Friday, March 24, 2023  |


Even a Pacquiao at less than 100 percent is much too much for Margarito


Manny Pacquiao, who weighed in 5.4 pounds under the limit, might not be at his very best but he's still too much for Antonio Margarito. Photo / Naoki Fukuda

GRAPEVINE, Texas — Much has been made of distractions in the training camp of Manny Pacquiao, who some believe is less than his best. Many wonder whether a significant size disadvantage will finally bite the Filipino icon, particularly after he weighed in at only 144.6 pounds on Friday. And, as we know, crazy things happen in boxing.

This is the bottom line, though: The Pacquiao-Antonio Margarito fight on Saturday at Cowboys Stadium is a mismatch.

Pacquiao probably will score a knockout in the middle to late rounds or win a one-sided decision, although the fight will be fun to watch while it lasts. Why such a wipe out? It’s not complicated: talent. Pacquiao is loaded with it, Margarito is not. Pacquiao has built his success on his natural gifts and refinement of his skills under trainer Freddie Roach. Margarito is a tough, well-conditioned brawler who has won consistently with determination.

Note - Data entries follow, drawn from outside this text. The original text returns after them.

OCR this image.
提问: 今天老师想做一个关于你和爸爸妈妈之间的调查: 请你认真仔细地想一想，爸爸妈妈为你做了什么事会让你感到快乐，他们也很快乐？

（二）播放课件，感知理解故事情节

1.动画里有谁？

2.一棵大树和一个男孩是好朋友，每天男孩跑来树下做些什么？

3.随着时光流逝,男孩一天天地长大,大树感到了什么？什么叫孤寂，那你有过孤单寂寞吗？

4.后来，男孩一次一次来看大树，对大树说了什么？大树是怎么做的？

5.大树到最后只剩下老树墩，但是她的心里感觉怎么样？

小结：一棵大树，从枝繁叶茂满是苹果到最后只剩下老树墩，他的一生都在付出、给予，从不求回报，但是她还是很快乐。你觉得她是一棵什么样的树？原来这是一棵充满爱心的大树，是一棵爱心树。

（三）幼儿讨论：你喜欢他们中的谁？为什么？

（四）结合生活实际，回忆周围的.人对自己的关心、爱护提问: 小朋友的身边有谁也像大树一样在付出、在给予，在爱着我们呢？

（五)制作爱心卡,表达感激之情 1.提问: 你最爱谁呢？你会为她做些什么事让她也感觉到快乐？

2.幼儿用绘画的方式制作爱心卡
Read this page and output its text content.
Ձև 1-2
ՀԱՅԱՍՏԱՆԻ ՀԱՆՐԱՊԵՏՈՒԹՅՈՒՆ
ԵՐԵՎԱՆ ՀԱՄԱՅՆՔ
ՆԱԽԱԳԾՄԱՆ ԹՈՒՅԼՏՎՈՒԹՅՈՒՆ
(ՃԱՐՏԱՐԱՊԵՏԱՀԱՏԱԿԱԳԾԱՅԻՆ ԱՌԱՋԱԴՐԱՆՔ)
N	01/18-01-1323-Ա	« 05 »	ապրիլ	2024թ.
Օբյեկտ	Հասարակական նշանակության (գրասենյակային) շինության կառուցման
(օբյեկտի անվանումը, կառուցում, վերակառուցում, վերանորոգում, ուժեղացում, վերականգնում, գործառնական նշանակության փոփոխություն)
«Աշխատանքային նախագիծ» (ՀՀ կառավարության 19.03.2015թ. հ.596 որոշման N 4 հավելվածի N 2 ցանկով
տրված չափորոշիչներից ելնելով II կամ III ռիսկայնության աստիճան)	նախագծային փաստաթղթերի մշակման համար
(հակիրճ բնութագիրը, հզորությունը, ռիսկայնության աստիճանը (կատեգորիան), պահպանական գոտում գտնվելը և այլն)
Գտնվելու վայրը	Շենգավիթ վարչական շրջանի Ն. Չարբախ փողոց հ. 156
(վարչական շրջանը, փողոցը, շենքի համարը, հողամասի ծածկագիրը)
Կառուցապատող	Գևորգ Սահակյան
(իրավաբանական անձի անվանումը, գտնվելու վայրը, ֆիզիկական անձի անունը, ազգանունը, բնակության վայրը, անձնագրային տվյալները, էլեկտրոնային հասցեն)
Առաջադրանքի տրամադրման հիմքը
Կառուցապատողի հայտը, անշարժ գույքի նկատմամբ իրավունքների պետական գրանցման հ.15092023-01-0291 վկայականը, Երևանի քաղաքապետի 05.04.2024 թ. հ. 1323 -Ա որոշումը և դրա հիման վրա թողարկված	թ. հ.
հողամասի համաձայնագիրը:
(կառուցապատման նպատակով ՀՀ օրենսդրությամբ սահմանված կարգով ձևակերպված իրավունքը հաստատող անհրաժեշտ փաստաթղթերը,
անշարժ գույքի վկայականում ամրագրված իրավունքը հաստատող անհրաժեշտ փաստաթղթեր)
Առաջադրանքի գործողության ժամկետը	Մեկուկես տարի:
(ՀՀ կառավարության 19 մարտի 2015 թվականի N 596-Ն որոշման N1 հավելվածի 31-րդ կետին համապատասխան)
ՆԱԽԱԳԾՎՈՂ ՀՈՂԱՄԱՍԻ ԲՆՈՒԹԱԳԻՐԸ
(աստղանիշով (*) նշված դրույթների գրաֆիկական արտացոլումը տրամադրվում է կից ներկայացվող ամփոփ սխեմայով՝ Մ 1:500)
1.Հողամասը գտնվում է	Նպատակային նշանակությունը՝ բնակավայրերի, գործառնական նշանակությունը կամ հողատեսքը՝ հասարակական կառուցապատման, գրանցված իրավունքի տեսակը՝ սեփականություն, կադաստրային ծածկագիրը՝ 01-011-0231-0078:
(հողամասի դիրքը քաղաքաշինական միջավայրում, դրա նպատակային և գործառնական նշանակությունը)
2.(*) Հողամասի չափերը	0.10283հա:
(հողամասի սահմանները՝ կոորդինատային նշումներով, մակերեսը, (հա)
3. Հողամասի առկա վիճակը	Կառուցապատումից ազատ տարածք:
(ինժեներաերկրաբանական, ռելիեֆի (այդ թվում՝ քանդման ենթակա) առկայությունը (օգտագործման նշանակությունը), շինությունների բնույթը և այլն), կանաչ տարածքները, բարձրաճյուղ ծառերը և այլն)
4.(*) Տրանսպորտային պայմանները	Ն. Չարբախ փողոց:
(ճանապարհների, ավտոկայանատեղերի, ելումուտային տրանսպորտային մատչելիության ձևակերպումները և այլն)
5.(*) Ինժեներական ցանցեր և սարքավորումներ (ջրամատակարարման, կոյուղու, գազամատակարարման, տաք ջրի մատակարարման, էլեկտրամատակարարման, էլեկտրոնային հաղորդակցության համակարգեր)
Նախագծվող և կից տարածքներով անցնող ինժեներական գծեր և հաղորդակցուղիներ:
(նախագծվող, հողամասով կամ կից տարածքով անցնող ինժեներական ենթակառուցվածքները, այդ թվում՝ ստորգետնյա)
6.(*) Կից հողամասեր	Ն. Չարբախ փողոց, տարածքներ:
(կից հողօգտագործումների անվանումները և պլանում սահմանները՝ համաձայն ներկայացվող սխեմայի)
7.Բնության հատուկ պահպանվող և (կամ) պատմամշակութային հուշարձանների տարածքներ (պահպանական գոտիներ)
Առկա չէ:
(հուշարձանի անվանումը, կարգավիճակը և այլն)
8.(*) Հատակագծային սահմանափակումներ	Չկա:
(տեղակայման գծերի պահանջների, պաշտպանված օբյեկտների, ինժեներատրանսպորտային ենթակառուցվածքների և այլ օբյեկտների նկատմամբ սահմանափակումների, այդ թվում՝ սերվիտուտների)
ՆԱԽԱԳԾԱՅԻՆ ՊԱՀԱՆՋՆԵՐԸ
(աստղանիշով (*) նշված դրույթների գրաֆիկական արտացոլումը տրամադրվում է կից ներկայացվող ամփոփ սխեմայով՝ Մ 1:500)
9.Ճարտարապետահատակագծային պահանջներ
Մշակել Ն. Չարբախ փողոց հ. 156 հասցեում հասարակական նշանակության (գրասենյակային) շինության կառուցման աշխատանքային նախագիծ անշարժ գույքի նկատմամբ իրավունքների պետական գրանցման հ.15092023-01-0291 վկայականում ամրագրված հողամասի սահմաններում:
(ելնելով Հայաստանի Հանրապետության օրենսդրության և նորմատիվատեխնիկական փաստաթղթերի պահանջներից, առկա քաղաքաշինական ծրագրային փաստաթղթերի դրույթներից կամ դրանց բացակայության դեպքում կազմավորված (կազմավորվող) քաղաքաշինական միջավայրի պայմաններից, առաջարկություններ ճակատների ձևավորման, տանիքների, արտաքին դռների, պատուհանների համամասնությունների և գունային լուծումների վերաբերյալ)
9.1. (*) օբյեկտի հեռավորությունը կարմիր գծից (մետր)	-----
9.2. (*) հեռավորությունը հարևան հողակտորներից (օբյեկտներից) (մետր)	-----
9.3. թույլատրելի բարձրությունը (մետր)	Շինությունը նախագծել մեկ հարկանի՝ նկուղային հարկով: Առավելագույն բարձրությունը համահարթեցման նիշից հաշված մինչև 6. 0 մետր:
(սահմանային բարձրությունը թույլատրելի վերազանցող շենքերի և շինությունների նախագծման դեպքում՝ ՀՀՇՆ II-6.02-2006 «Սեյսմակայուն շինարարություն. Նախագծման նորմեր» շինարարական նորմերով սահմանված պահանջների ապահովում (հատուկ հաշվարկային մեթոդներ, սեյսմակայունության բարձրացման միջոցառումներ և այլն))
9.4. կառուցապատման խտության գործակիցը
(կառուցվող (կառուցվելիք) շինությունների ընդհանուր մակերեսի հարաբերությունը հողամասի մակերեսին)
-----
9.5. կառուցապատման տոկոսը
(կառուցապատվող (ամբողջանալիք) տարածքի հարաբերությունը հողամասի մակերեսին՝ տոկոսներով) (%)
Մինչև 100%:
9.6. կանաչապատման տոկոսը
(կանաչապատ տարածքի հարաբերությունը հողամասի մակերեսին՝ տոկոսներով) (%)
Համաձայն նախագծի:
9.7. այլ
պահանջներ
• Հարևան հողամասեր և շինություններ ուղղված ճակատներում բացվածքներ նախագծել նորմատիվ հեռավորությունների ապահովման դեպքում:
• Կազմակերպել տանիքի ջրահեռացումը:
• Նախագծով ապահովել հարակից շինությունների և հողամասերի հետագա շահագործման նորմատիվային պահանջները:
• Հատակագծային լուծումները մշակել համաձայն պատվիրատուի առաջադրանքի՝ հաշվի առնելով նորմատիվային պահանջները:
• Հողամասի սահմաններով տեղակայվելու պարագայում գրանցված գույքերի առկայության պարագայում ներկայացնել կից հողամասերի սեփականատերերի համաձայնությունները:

Determination isn’t enough to beat a fighter of Pacquiao’s ilk, though. Pacquiao quite simply can do things for which Margarito will have no answers. For example, those who step into the ring with Pacquiao for the first time are invariably taken aback by his hand speed. More than one has said, in effect, “You can’t understand it until you experience it.”

He can throw three punches faster than Margarito can throw one, or so it seems.

Then there are his profoundly quick feet. Pacquiao is a master of landing two- or three-punch combinations and then scooting out of trouble before his opponent can react, particularly an opponent as slow as Margarito. Get in, inflict pain, get out. That’s a recipe for a one-sided fight.

Is it possible that the factors mentioned in the first paragraph here will open the door to an upset? Of course. Again, unexpected things happen in boxing all the time. Pacquiao could get caught with a big punch. He could get cut, which is something that throws him off his game. He could suddenly become a fool and decide to fight Margarito toe to toe. Anything is possible.

And let me state here for the record: I’ve been wrong many times before. For example, I was among those certain Mike Tyson would annihilate Evander Holyfield the first time they fought.

I’m not worried, though.

I remember when Oscar De La Hoya fought Rafael Ruelas in 1995. De La Hoya had begun to have significant distractions in his life, and his camp seemed to be in disarray. And I knew Ruelas well. He was like Margarito in that he was always prepared, tough and extremely determined.

So I picked Ruelas to win. The result? De La Hoya scored a second-round knockout.

I learned from that experience that we shouldn’t over-analyze fights. I should’ve asked myself: “Who’s better right now? De La Hoya or Ruelas? The answer, of course, was De La Hoya by a mile. Now, when a fight is made, I ask myself that question without picking apart every aspect of the matchup.

Who’s better right now? Pacquiao or Margarito? Again, the answer is obvious.

And that size thing? The last time I went with size over ability was when Pacquiao fought De La Hoya. I thought of Pacquiao as a small fighter and De La Hoya as a big one. Plus, in my defense, I and many others didn’t quite understand how much De La Hoya had declined.

The result? Pacquiao by technical knockout after eight one-sided rounds. The lesson? Size matters only when the fighters are at least roughly equal in ability, which doesn’t apply in the fight on Saturday.

I don’t think this fight will be a carbon copy of Roy Jones Jr.’s dominating victory over a much-larger John Ruiz when Jones won a heavyweight title, but that gives you an idea of what you might see, a fast great fighter baffling a slow good one.

The fact that Pacquiao probably will be outweighed by as many as 15 pounds when he and Margarito step into the ring gave many people pause after the official weigh-in on Friday, which was a reasonable reaction. We all thought Pacquaio would be a little heavier.

I had the opposite reaction, though. Pacquiao weighed what he did because that’s his natural weight. In other words, that’s the weight at which he’s most comfortable and the quickest. He had tried putting on some weight early in camp but felt sluggish and decided it was a bad idea. I agree.

And let me ask this: What type of opponent is best suited to Pacquiao’s strengths? Again, it’s obvious: An aggressive one who continually comes forward. And how does Margarito fight? Exactly.

Finally, some observers I respect believe Pacquiao really did have a relatively poor training camp, which might leave him in a precarious position against a dangerous opponent. One believes he’s no more than 80 percent.

My reaction? Doesn’t matter. Manny Pacquiao at 80 percent is still much better than Antonio Margarito at 100 percent. You’ll see on Saturday night.